O'Leary Apologises To Leprechauns For Stealing Their Gold

RYANAIR chief executive Michael O’Leary has asked the little people of Ireland to forgive him for stealing their precious gold.

Speaking to an old willow tree near Galway, O’Leary vowed to make amends by leaving a gold coin under every toadstool between Limerick and Killarney, as outlined in Ryanair’s recent financial report.

He told a passing dairy cow: “It was wrong of me to fund a travel empire using the riches of the little people. When you see them, give them this bag of carrots and say I’m sorry.”

O’Leary has built a reputation for refusing to apologise, most notably when he ran up and down the aisle of a flight to Dusseldorf, wearing a turban and shouting ‘I’m a bomber, so I am! Kaboooom!’.

But recent weeks have seen him apologising on an almost hourly basis, often for things that have not happened and to people that do not exist.

Yesteday he told eponymous TV bear ‘Gentle Ben’ that he was sorry for using the last of his piccallili and then had 300 tons of the condiment sprayed across the Appalachian mountains from a specially chartered 747.

But his apology to the leprechauns marks a watershed as O’Leary has been among their fiercest critics, often describing them as ‘two foot of fuck-all with a face like a bag of broken knuckles’.

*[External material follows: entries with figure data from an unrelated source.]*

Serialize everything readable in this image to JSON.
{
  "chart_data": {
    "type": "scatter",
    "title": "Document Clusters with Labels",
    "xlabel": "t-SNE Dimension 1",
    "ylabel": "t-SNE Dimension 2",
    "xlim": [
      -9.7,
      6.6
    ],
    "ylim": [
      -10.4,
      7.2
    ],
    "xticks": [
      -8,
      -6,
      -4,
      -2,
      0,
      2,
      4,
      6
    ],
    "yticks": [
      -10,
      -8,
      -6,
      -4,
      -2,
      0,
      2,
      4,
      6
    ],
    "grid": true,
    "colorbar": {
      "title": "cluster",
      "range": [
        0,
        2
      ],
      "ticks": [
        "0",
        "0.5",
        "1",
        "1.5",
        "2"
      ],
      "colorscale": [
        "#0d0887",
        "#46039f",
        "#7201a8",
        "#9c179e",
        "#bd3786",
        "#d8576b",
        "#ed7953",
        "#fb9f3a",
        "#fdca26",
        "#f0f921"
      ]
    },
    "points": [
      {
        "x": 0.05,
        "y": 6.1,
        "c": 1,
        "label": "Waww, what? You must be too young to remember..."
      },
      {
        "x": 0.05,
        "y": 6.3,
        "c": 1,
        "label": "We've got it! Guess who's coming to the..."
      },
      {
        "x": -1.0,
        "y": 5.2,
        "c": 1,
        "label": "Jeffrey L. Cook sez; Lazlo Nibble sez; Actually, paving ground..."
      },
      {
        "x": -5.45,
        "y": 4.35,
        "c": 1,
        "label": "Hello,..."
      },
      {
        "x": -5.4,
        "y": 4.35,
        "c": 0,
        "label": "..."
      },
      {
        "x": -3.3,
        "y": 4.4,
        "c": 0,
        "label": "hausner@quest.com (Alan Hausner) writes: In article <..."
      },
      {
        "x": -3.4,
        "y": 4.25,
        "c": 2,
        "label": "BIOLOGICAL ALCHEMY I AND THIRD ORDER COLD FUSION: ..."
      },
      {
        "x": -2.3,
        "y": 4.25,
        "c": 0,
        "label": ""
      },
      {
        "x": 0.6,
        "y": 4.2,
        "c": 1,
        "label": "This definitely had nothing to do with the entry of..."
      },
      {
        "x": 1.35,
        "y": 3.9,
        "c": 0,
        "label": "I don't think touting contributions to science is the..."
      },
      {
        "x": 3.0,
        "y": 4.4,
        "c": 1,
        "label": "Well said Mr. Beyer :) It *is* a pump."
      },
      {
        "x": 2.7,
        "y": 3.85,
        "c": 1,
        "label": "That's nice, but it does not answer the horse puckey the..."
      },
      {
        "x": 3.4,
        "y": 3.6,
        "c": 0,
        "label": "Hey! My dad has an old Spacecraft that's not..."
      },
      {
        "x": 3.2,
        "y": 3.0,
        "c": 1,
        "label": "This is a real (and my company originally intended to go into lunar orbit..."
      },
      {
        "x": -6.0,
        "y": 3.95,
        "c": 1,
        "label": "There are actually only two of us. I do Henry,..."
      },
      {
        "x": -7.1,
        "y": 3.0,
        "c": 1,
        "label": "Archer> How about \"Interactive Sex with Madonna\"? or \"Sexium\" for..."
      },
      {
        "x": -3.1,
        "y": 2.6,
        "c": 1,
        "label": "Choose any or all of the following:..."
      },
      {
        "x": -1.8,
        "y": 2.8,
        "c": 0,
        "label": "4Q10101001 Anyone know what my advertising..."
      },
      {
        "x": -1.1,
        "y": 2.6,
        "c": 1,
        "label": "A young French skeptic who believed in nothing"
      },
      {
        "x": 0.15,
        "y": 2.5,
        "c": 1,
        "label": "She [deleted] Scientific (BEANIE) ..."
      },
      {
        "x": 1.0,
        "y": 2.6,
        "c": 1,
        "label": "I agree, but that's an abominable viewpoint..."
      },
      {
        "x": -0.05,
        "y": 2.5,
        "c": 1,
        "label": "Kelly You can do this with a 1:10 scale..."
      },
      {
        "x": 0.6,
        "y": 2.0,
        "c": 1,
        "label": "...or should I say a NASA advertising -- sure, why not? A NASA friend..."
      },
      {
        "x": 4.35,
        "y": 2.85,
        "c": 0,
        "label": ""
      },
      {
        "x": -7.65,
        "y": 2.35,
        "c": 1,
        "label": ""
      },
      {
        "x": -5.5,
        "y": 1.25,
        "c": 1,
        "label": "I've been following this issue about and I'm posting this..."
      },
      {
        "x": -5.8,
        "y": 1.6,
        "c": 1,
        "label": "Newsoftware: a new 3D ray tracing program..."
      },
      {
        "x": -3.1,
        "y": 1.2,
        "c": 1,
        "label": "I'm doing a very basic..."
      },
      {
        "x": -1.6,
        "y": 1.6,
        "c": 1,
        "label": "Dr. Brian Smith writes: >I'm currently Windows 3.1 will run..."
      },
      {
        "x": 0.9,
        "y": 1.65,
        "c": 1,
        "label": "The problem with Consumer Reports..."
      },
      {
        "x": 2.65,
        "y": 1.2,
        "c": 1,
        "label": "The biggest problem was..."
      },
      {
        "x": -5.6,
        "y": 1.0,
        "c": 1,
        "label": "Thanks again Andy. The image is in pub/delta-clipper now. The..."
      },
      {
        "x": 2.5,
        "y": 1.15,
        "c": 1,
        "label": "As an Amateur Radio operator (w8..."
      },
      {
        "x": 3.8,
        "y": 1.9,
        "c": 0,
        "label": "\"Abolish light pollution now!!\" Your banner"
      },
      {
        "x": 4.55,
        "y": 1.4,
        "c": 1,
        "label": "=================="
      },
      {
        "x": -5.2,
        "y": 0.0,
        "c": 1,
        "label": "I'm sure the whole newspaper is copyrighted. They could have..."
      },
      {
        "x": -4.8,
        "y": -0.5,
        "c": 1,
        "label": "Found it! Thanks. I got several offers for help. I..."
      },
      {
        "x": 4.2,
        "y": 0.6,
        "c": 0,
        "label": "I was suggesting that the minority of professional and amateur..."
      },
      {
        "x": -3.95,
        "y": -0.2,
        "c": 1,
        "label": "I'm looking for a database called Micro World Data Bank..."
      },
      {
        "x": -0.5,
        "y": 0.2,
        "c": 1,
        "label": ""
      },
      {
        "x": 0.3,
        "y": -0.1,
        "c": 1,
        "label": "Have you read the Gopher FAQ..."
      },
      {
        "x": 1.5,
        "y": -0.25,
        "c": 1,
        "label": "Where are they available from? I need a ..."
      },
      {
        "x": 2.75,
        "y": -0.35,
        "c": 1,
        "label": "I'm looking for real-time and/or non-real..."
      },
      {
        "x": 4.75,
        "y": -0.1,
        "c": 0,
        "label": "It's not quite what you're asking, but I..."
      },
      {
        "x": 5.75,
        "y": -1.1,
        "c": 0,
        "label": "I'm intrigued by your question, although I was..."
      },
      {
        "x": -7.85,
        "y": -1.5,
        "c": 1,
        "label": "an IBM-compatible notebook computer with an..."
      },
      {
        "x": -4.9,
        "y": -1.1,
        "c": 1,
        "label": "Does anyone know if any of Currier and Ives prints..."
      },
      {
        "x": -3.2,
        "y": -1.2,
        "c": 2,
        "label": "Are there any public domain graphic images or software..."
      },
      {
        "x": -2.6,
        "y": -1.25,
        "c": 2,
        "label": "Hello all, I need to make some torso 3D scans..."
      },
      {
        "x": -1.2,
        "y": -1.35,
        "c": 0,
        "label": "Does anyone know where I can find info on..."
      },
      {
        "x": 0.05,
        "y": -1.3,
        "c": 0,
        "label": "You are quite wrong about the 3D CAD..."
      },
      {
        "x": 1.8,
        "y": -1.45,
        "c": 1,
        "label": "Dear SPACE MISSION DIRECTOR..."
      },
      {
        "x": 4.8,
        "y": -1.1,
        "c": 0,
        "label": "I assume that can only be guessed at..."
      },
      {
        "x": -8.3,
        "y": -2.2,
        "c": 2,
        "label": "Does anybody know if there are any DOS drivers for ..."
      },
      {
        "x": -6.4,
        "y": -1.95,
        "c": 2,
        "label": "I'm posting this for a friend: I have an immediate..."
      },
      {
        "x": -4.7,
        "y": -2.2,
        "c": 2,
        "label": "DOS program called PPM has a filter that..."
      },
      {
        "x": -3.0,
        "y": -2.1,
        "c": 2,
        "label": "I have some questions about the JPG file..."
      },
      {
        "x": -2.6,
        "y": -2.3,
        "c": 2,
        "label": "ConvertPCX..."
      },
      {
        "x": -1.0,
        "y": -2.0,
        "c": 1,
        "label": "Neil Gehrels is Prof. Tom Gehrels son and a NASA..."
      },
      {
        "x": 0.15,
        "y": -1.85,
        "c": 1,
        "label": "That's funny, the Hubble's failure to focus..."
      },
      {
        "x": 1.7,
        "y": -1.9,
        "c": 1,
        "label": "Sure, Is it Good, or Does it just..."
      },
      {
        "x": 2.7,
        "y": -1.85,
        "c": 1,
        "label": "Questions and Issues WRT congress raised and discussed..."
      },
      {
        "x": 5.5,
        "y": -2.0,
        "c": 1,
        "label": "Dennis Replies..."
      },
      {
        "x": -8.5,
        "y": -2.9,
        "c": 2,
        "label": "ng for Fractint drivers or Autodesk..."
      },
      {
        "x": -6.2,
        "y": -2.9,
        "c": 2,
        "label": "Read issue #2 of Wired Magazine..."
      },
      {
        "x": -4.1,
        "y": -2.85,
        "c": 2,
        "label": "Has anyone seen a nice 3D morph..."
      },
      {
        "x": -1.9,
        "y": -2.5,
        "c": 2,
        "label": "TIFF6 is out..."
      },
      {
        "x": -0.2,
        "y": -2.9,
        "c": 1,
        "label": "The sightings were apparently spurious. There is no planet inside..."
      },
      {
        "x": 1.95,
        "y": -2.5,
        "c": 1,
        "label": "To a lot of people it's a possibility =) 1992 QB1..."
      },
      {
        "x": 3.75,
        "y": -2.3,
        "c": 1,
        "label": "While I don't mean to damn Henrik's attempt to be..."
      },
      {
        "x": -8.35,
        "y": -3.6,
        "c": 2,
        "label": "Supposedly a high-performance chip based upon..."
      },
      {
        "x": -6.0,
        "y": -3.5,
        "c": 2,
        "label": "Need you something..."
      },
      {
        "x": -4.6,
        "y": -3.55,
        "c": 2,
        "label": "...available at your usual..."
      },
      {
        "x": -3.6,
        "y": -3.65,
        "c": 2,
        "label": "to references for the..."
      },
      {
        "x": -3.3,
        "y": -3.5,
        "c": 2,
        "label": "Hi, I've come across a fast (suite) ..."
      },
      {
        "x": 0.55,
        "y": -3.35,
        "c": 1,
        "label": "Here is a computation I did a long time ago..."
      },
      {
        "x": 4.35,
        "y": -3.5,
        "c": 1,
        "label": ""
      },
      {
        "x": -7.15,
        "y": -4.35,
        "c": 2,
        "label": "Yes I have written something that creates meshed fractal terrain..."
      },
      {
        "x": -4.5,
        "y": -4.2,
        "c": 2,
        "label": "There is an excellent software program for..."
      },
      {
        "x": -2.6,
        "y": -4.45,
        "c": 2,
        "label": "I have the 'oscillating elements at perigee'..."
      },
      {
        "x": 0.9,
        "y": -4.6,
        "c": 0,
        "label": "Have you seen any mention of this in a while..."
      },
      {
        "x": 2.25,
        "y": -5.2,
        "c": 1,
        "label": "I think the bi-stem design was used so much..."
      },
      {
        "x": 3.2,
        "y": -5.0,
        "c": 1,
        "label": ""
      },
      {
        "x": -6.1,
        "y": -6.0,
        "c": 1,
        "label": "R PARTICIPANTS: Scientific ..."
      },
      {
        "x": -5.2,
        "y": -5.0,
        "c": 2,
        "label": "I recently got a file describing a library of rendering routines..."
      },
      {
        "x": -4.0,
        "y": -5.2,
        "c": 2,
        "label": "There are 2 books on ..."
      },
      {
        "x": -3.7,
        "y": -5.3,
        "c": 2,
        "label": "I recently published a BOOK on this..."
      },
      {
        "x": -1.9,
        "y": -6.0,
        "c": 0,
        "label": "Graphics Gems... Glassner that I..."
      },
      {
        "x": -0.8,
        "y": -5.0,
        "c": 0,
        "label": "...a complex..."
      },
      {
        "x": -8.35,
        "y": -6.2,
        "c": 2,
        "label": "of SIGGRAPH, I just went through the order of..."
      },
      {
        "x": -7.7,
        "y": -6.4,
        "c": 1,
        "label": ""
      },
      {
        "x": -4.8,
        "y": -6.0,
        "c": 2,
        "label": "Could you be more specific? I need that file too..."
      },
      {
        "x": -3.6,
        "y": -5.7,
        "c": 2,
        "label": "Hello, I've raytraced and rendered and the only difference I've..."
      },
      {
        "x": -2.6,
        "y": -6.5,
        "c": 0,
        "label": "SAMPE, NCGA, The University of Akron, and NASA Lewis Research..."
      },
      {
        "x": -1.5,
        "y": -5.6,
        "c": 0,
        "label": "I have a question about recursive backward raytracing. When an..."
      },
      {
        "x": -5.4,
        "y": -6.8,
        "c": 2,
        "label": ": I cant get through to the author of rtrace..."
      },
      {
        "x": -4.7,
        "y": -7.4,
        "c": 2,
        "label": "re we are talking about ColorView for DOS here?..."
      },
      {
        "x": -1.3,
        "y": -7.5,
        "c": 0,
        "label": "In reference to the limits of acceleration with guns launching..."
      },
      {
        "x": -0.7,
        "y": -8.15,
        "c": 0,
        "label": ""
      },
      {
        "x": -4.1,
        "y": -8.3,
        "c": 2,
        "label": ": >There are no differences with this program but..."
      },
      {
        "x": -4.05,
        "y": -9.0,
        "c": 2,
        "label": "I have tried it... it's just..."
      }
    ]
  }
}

A Ryanair spokesman said: “Ladies and gentlemnen, once again we’ve had to switch on the ‘fasten seat belts’ sign as another turbulent weather system passes through Mr O’Leary’s head.”

 

Pope Says Child Abuse The Same As Using The Wrong Cutlery

SEXUALLY abusing a child is as sinful as eating soup with a dessert spoon, Pope Benedict confirmed last night.

Launching the latest edition of The Vatican’s Quarterly Guide to Sinning, the Pope said that God would take up to three years to forgive those who misused cutlery, placing it in the same ‘Sin Basket’ as underage sodomy.

The Pontiff said: “I’ve arranged all the major sins in a series of handy baskets. The top basket is things like condoms and abortion and women having thoughts.

“The next basket is certain kinds of war and being a bit shy with the old collection plate. And down here in the 24th basket is child buggery and spoon ignorance.

“That doesn’t mean that spoon ignorance is okay, it just means that if you are, for instance, a priest and you get stuck into a bowl of Scotch broth with the spoon that was positioned at the top of the place setting at right angles to the knife and fork, then there’s only so much we can do to protect you.”

He added: “Men who use the wrong cutlery have simply lost their way on the path to God. And we also have to remember that, in the right light, a dessert spoon can be incredibly sexy.”

Outlining the latest sin formulas, the Pope said that child violation equalled three parking tickets or two consecutive weeks of putting paper and plastic in the same recycling bag.

Meanwhile, the Church is now offering an exchange rate of three acts of paedophilia to one act of fly-tipping.